Queste le domande al centro degli eventi organizzati a Roma nell’ambito del progetto Capitali promosso dalla Regione per raccontare un binomio senza precedenti, l’eccezionale sequenza che porterà da GO! 2025 Capitale Europea della Cultura a Nova Gorica e Gorizia, al 2027 di Pordenone Capitale Italiana della Cultura. Ideato e curato dall’artista Massimiliano Finazzer Flory, il progetto, dopo le tappe di Torino e Milano, porta questa volta nella capitale italiana le sue “Capitali”: appuntamento martedì a Roma, negli spazi del Circolo Canottieri sul Lungotevere Flaminio, alle 18.30.

In riva al Tevere andrà in scena il talk Capitali d’arte a confronto, «un dialogo – sottolinea Massimiliano Finazzer Flory - per connettere tre città intorno al valore dinamico della cultura nel nostro tempo.
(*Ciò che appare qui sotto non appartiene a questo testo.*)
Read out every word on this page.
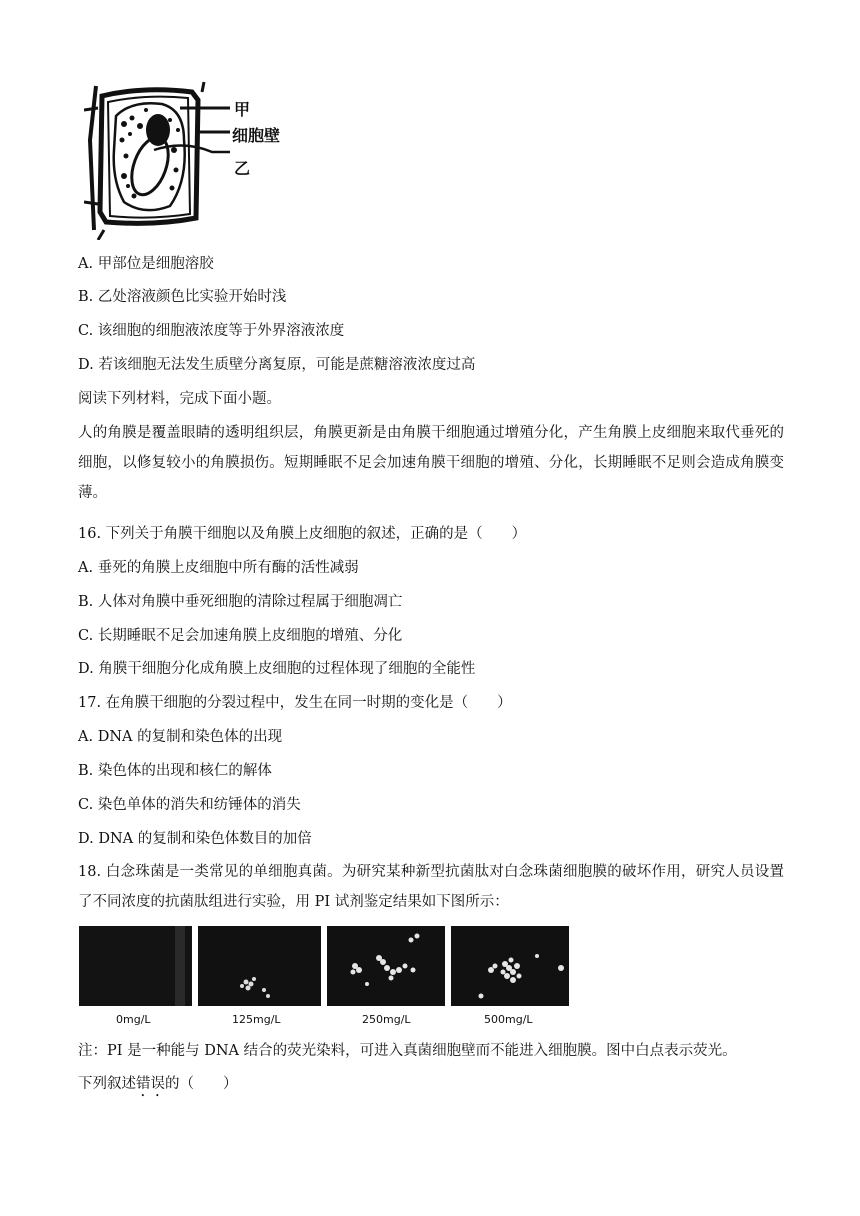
甲
细胞壁
乙
A. 甲部位是细胞溶胶
B. 乙处溶液颜色比实验开始时浅
C. 该细胞的细胞液浓度等于外界溶液浓度
D. 若该细胞无法发生质壁分离复原，可能是蔗糖溶液浓度过高
阅读下列材料，完成下面小题。
人的角膜是覆盖眼睛的透明组织层，角膜更新是由角膜干细胞通过增殖分化，产生角膜上皮细胞来取代垂死的细胞，以修复较小的角膜损伤。短期睡眠不足会加速角膜干细胞的增殖、分化，长期睡眠不足则会造成角膜变薄。
16. 下列关于角膜干细胞以及角膜上皮细胞的叙述，正确的是（　　）
A. 垂死的角膜上皮细胞中所有酶的活性减弱
B. 人体对角膜中垂死细胞的清除过程属于细胞凋亡
C. 长期睡眠不足会加速角膜上皮细胞的增殖、分化
D. 角膜干细胞分化成角膜上皮细胞的过程体现了细胞的全能性
17. 在角膜干细胞的分裂过程中，发生在同一时期的变化是（　　）
A. DNA 的复制和染色体的出现
B. 染色体的出现和核仁的解体
C. 染色单体的消失和纺锤体的消失
D. DNA 的复制和染色体数目的加倍
18. 白念珠菌是一类常见的单细胞真菌。为研究某种新型抗菌肽对白念珠菌细胞膜的破坏作用，研究人员设置了不同浓度的抗菌肽组进行实验，用 PI 试剂鉴定结果如下图所示：
0mg/L	125mg/L	250mg/L	500mg/L
注：PI 是一种能与 DNA 结合的荧光染料，可进入真菌细胞壁而不能进入细胞膜。图中白点表示荧光。
下列叙述错误的（　　）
Dall’esperienza internazionale e transfrontaliera di GO!2025 a Gorizia/Nova Gorica, al 2027 di Pordenone, città che sorprende: sei grandi voci e uno scenario immaginifico per indagare i flussi della cultura nel terzo millennio e unire le radici dell'Italia di “frontiera” con il suo centro storico e spirituale».

Protagonisti saranno lo scrittore Mauro Covacich, il saggista Paolo Magris, il musicista e compositore Remo Anzovino, la geografa Carmen Bizzarri, l’artista e performer Francesca Chialà, il responsabile eventi Cinemazero Riccardo Costantini. Introdurrà l’evento il vicepresidente e assessore alla cultura Fvg Mario Anzil. Dopo i saluti portati dalle autorità istituzionali, coordinato da Finazzer Flory, il talk di Roma si aprirà lasciando la parola ai suoi ospiti.

Mercoledì il viaggio del Friuli Venezia Giulia nella capitale proseguirà con un altro grande evento, organizzato su impulso di Euritmica di Udine, nell’ambito delle iniziative della Regione in sinergia con la Royal Academy of music e il Conservatorio Tomadini di Udine: alle 19 nella Basilica di Santa Croce in Gerusalemme, Roma accoglie - a 50 anni dal tragico sisma in Friuli – l’oratorio “Psalms Friuli 1976—2026” per voci, coro ed ensemble strumentale, una partitura ispirata ai Salmi del Vecchio Testamento musicati dal jazzista canadese Kenny Wheeler, tra i massimi interpreti del flicorno jazz nel Novecento, per la direzione artistica del Maestro Glauco Venier che ha rielaborato le partiture donategli dal compositore canadese, e la direzione musicale del Maestro Valter Sivilotti.

La partecipazione all’evento è libera.